Let's look at a couple of pseudocode examples that we would like to stray away from while designing the NExam library:

.Returns(...)

What the heck is this? Terrible naming (what does this method do? Hint: It doesn't just 'return', like the name would have you think), and it's available for any type T but throws an exception unless it's called on the result of a mockable method.
This is especially cryptic when you see it called on a method that returns primitive type - the developer is left wondering if int got crazy new methods since they last checked.

.Should().Be(...)

What the heck is this? What does the .Should() method do? What type does it return? No idea. .Be(...)? Really? What is a method called Be supposed to do? Just exist? Who thought that software engineers, who can sling ifs and wrangle for loop in their sleep, suddenly needed hokey, terribly-named filler classes and methods to write their testing code?

.InOrder(() =>
{ ... }

InOrder isn't a verb and doesn't tell us what this method does. It raises questions like, 'how could this lambda I'm giving not be run in order?'
But that's just the tip of the iceberg: the bigger issue is that inside the given lambda, mocked methods actually behave completely different from how they would otherwise behave.

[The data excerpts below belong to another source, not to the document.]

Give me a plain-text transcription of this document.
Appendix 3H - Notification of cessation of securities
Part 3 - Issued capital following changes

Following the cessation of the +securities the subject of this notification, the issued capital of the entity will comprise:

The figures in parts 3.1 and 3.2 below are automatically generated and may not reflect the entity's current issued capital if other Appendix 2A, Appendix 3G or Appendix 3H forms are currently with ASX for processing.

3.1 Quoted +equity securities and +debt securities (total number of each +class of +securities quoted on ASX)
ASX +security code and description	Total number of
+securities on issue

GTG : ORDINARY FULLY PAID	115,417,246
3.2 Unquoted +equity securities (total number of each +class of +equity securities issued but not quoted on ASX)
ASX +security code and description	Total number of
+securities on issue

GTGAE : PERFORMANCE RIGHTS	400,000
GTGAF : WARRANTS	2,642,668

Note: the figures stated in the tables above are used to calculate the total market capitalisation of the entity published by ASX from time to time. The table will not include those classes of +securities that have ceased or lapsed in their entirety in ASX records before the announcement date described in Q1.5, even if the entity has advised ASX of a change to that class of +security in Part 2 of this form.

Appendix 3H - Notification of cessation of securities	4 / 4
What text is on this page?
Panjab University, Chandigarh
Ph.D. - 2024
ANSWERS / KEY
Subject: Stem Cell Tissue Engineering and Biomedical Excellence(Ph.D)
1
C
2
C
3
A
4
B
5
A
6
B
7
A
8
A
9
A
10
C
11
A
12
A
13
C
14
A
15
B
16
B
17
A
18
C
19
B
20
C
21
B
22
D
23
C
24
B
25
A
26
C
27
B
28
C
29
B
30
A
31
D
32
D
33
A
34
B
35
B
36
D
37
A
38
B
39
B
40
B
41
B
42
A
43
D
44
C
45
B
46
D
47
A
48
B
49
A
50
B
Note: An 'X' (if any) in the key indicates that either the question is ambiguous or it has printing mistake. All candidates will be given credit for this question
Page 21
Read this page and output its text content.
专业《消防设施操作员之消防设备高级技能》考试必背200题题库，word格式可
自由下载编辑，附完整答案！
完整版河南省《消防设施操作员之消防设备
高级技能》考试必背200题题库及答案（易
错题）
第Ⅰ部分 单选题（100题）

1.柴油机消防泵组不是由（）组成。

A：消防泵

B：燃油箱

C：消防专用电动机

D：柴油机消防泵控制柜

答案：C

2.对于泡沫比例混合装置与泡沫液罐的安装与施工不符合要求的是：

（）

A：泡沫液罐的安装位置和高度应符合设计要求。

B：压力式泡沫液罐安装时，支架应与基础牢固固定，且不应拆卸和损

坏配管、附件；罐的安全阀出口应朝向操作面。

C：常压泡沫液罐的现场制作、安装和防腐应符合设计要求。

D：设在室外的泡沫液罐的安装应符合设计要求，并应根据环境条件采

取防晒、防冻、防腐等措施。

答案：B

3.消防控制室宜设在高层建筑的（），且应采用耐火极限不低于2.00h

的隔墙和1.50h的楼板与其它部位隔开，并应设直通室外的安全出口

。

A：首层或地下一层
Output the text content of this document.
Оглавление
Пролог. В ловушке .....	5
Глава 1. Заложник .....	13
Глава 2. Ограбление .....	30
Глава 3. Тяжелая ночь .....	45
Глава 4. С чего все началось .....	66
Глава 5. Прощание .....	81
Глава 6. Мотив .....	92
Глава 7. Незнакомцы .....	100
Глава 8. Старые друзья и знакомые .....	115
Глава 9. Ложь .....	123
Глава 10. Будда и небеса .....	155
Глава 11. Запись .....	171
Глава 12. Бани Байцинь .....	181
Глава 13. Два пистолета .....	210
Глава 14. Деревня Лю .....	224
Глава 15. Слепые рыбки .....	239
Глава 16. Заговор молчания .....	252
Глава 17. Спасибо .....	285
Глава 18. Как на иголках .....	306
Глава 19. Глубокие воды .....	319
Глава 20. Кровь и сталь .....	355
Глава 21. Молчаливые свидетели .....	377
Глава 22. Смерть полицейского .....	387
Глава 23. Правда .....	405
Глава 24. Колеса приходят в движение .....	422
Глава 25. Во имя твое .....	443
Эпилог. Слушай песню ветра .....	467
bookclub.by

<MockedMethod>(<...>.Do(...))

This turns my head inside-out, which is exactly the opposite of what reading code should feel like. Not only does this not run the mocked method like normal, the Do(...) doesn't actually do the lambda it's been given! That's right, the mocked method here behaves differently based on how its parameter was produced! This goes against the orthogonality that makes C-style languages so intuitive: a value is completely independent of how it was derived. A 0 is a 0, and it has to behave identically regardless of whether the value came from a literal, a constant, a parameter, or a function call!

Implementation Notes

  • Ideally we would be able to implicitly and explicitly cast from Substitute<T> to T when T is an interface, instead of having to access the .MockObject property. However, C# explicitly disallows this.

  • Ideally we would be able to use Substitute<T> with classes as T (not just interfaces), but unfortunately, the ImpromptuInterface package we're using to implement dynamic interface implementation doesn't support dynamic subclassing.